China Reinvents the City
What are the long-term effects of hasty urban planning and questionable construction standards in China?
August 20, 2008
In a single extraordinary generation, China has undergone a process of urban growth and transformation that took a century to unfold in the United States — itself a nation whose speed once awed the world.
Chicago, after all, was the Shenzhen of the 19th century. Chicago’s spectacular growth, especially after the Great Fire of 1871, made it the fastest-growing city in America, just as Shenzhen became the hasty pacesetter of post-Mao China.
All through the 1980s and 1990s, Chinese cities strained to meet or beat “Shenzhen tempo” — a pace set by workers on the International Foreign Trade Center and defined as a finished building floor every three days.
Appropriately enough, that mark was shattered a decade later by workers on another Shenzhen tower, who knocked a full half-day off the previous record.
In China, whole new towns are conceived, planned and constructed in the time it takes to get a small subdivision through the permitting process in the United States.
China built its first Maglev rail system in Shanghai in just two years. It took a decade to build a similar line in Germany, and in the United States we still only dream of such space-age stuff.
In England, once ruler of the seven seas, it took 13 years for Heathrow Airport’s new Terminal Five to see the light of day. The new terminal at Beijing Capital International Airport, the largest in the world, was built in 36 months.
Of course, speed is stunning, but it can also be stupid. Haste makes waste and tends to come at the cost of quality, longevity and even safety. The frenetic pace with which Chinese cities are being built and rebuilt has struck many observers, foreign and Chinese, as reckless and chaotic.
At least one critic, a geographer at the Chinese Academy of Science, compared the present cyclone of creative destruction to the excesses of the Great Leap Forward, a period of political turmoil and misguided policy that led to, among other things, the worst famine in human history.

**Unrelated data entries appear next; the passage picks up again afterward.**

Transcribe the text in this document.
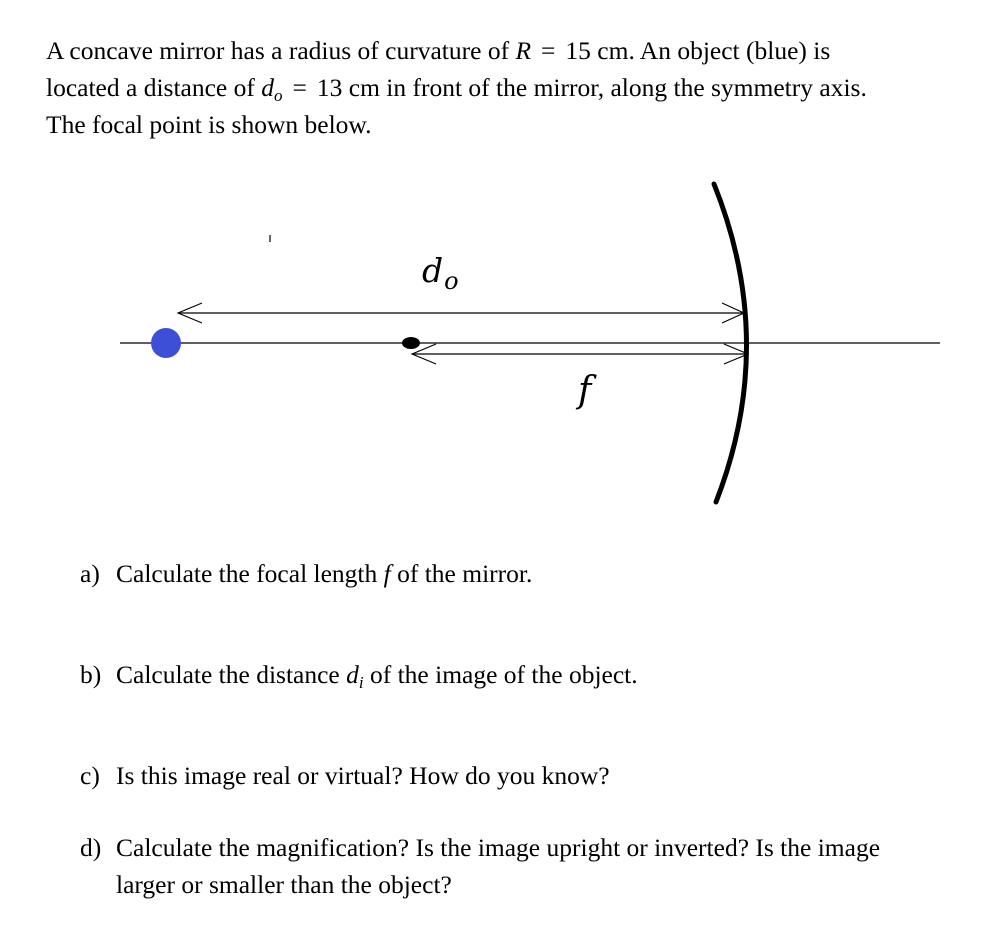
A concave mirror has a radius of curvature of R = 15 cm. An object (blue) is

located a distance of $d_o = 13$ cm in front of the mirror, along the symmetry axis.

The focal point is shown below.

$d_o$
f
a) Calculate the focal length f of the mirror.
b) Calculate the distance $d_i$ of the image of the object.
c) Is this image real or virtual? How do you know?
d) Calculate the magnification? Is the image upright or inverted? Is the image
larger or smaller than the object?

It is for good reason, usually, that it takes a month of Sundays to build anything in the United States. We have a vast system of checks and balances meant to slow things down, to rule out binge-building and architectural excess.
Colossal urban renewal and expressway projects in the 1960s pushed one too many citizens around and led to a backlash against “master plans” and the “physical planners” who concocted them. The planning profession in turn rejected urban design and snuggled closer to the social sciences.
New theories of advocacy planning, community development and public participation helped make developers and municipalities accountable for their actions.
This is just now beginning to make its way to China, where urban planning is mostly still about spiffy drawings and spectacular visions. There are few, if any, mechanisms to assure public participation in the development process.
The Maoist dictum that the individual should be subordinate to the collective will has been handily exploited to excuse all sorts of abuses in the name of national progress.
In mid-1990s Shanghai, residents who protested their eviction for the Inner Ring Road were excoriated for selfishly impeding China’s development and modernization. But with the exception of occasional (and increasingly common) “stubborn nails,” the development juggernaut faces little opposition.
In the United States, democratic institutions at the state and local levels act like a giant sea-anchor on development. The resulting torpor can be frustrating, and the community input process is all too often hijacked by ignorance, fear and not-in-my-backyard self-interest.
But, just as often, going slow yields a better project. Unchecked, speed is costly and can even kill. Countless Chinese buildings, thrown up in haste, have already outlived their usefulness. The life span of architecture in China is measured in dog’s years.
In 2006, I counted half a dozen office towers in center-city Nanjing that were scheduled for demolition or in the process of being razed. All had been built in the late 1980s and early 1990s. In most places, a building of such recent vintage would still be considered new.
While there have been significant improvements in recent years, construction quality is still often abysmal, even on tony commercial projects. Binge-building yields a high quotient of urban junk.
A Beijing realtor to whom I was praising the spare, elegant architecture of a trendy housing estate in the central business district shook her head and advised me not to look too closely at how it was all put together.
Upmarket housing on the outskirts of Nanjing, built in late 2000, looks today as if it has been built in the 1960s: crumbling staircases, facades streaked and stained.
Even Paul Andreu’s signature Pudong International Airport, opened in 1999, was visibly aging when I was there in 2006. Shoddy construction, a lack of code enforcement and poor building maintenance is not only wasteful, but has killed many people — such as the dozen shoppers who lost their lives when a Dongguan shopping mall collapsed in December 2000.
Editor’s Note: This article is an excerpt from the book “The Concrete Dragon” by Thomas J. Campanella. Published by Princeton Architectural Press, 2008. Reprinted with permission of the publisher.
Takeaways
Haste makes waste and tends to come at the cost of quality, longevity and even safety.
In the United States, democratic institutions at the state and local levels act like a giant sea-anchor on development.
Chicago's growth in the 19th century made it the fastest-growing city in America, just as Shenzhen became the pacesetter of post-Mao China.
The life span of architecture in China is measured in dog's years.